J’ai vécu tous les chantages. Le seul chantage qui m’obsède est l’intérêt de la France. Je voudrais qu’on réponde simplement à cette question : pour qui et à quoi servent ces règlementations ? Quel est le but ? On me répondait : « on fait le bonheur du peuple ! La libre concurrence ! » Mais il y a un seul producteur, camarade ! Il était clair que ça allait se traduire par un désastre. On y assiste aujourd’hui.
Le chiffre de 50 % de nucléaire dans le mix énergétique s’est construit totalement au doigt mouillé en disant : on va baisser la part du nucléaire de 75 % à 50 %. Personne ne l’a jamais estimé autrement que comme ça ! On en a déduit qu’il fallait réduire le nombre de réacteurs… Par contre, personne n’a jamais su d’où venaient les autres 50 %… Il y a bien l’hydraulique qui est une très belle énergie renouvelable stable. Le reste du renouvelable, c’est l’expérience allemande. Ils ont investi 500 milliards d’euros dans le renouvelable. 500 milliards d’euros ! On en voit l’efficacité…
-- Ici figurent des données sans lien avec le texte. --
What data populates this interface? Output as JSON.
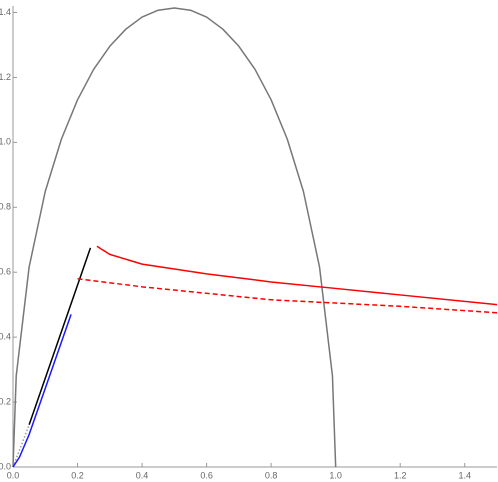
{
  "chart_data": {
    "type": "line",
    "xlim": [
      0,
      1.5
    ],
    "ylim": [
      0,
      1.42
    ],
    "xticks": [
      {
        "value": 0,
        "label": "0.0"
      },
      {
        "value": 0.2,
        "label": "0.2"
      },
      {
        "value": 0.4,
        "label": "0.4"
      },
      {
        "value": 0.6,
        "label": "0.6"
      },
      {
        "value": 0.8,
        "label": "0.8"
      },
      {
        "value": 1.0,
        "label": "1.0"
      },
      {
        "value": 1.2,
        "label": "1.2"
      },
      {
        "value": 1.4,
        "label": "1.4"
      }
    ],
    "yticks": [
      {
        "value": 0,
        "label": "0.0"
      },
      {
        "value": 0.2,
        "label": "0.2"
      },
      {
        "value": 0.4,
        "label": "0.4"
      },
      {
        "value": 0.6,
        "label": "0.6"
      },
      {
        "value": 0.8,
        "label": "0.8"
      },
      {
        "value": 1.0,
        "label": "1.0"
      },
      {
        "value": 1.2,
        "label": "1.2"
      },
      {
        "value": 1.4,
        "label": "1.4"
      }
    ],
    "series": [
      {
        "color": "#777777",
        "dash": "solid",
        "x": [
          0,
          0.01,
          0.05,
          0.1,
          0.15,
          0.2,
          0.25,
          0.3,
          0.35,
          0.4,
          0.45,
          0.5,
          0.55,
          0.6,
          0.65,
          0.7,
          0.75,
          0.8,
          0.85,
          0.9,
          0.95,
          0.99,
          1.0
        ],
        "values": [
          0,
          0.281,
          0.616,
          0.849,
          1.01,
          1.131,
          1.225,
          1.296,
          1.349,
          1.386,
          1.407,
          1.414,
          1.407,
          1.386,
          1.349,
          1.296,
          1.225,
          1.131,
          1.01,
          0.849,
          0.616,
          0.281,
          0
        ]
      },
      {
        "color": "#999999",
        "dash": "dotted",
        "x": [
          0,
          0.05
        ],
        "values": [
          0,
          0.13
        ]
      },
      {
        "color": "#000000",
        "dash": "solid",
        "x": [
          0.05,
          0.24
        ],
        "values": [
          0.13,
          0.675
        ]
      },
      {
        "color": "#1a1aff",
        "dash": "solid",
        "x": [
          0,
          0.02,
          0.05,
          0.18
        ],
        "values": [
          0,
          0.03,
          0.1,
          0.47
        ]
      },
      {
        "color": "#ff0000",
        "dash": "dashed",
        "x": [
          0.2,
          0.4,
          0.6,
          0.8,
          1.0,
          1.2,
          1.5
        ],
        "values": [
          0.58,
          0.555,
          0.535,
          0.515,
          0.505,
          0.495,
          0.475
        ]
      },
      {
        "color": "#ff0000",
        "dash": "solid",
        "x": [
          0.26,
          0.3,
          0.4,
          0.6,
          0.8,
          1.0,
          1.2,
          1.5
        ],
        "values": [
          0.68,
          0.655,
          0.625,
          0.595,
          0.57,
          0.55,
          0.53,
          0.5
        ]
      }
    ]
  }
}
EDF était le chef de file du nucléaire français. Le gouvernement de l’époque a dit « pas du tout, c’est le Premier ministre » (Jean-Marc Ayrault). Il organisait des réunions à Matignon de répartition des rôles du nucléaire à l’international. Ubu roi… J’ai assisté à des réunions hautes en couleurs. J’ai alerté sur les dangers de l’ARENH suite au rapport Champsaur et j’ai eu une réponse politique : « je comprends, je comprends,… ». Il arrive un moment où la décision l’emporte sur la réflexion. Cette mesure (l’ARENH) était inique et était destinée à casser une entreprise comme EDF. Je déplore qu’elle ait été acceptée par le gouvernement français sous la pression bruxello-allemande.
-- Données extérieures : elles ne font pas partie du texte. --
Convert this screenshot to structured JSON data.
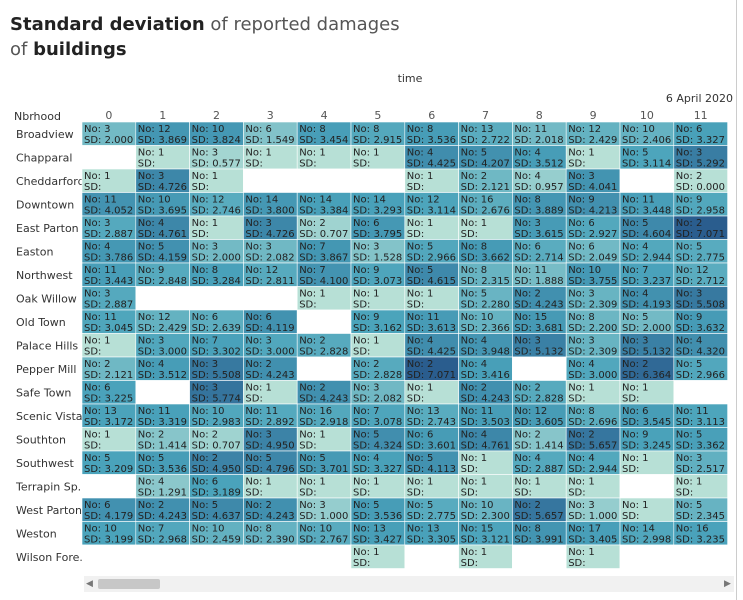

En 2012 Angela Merkel m’a dit : « Je suis une scientifique d’Allemagne de l’Est, je crois totalement au nucléaire » mais il fallait qu’elle bâtisse un accord de coalition. Elle a donc ouvert une négociation avec les Verts conservateurs allemands. Chez les Allemands il y a des Verts conservateurs et des Verts de gauche, ce ne sont pas les mêmes. Pour boucler ces négociations, elle a lâché le nucléaire. Elle me l’a dit : « Je l’ai fait pour des raisons politiques, pas du tout techniques, ni scientifiques ». L’Allemagne est consciente de ses propres intérêts. Personne en Allemagne ne parle du couple franco-allemand. Il n’y a qu’en France qu’on parle du couple-franco-allemand.
Je pense qu’on n’a rien lâché contre le sacrifice d’EDF. Je n’ai pas connaissance de contreparties. Je ne vois pas pourquoi la France ne prend pas l’initiative, comme l’Espagne et le Portugal, de sortir du marché européen de l’énergie ».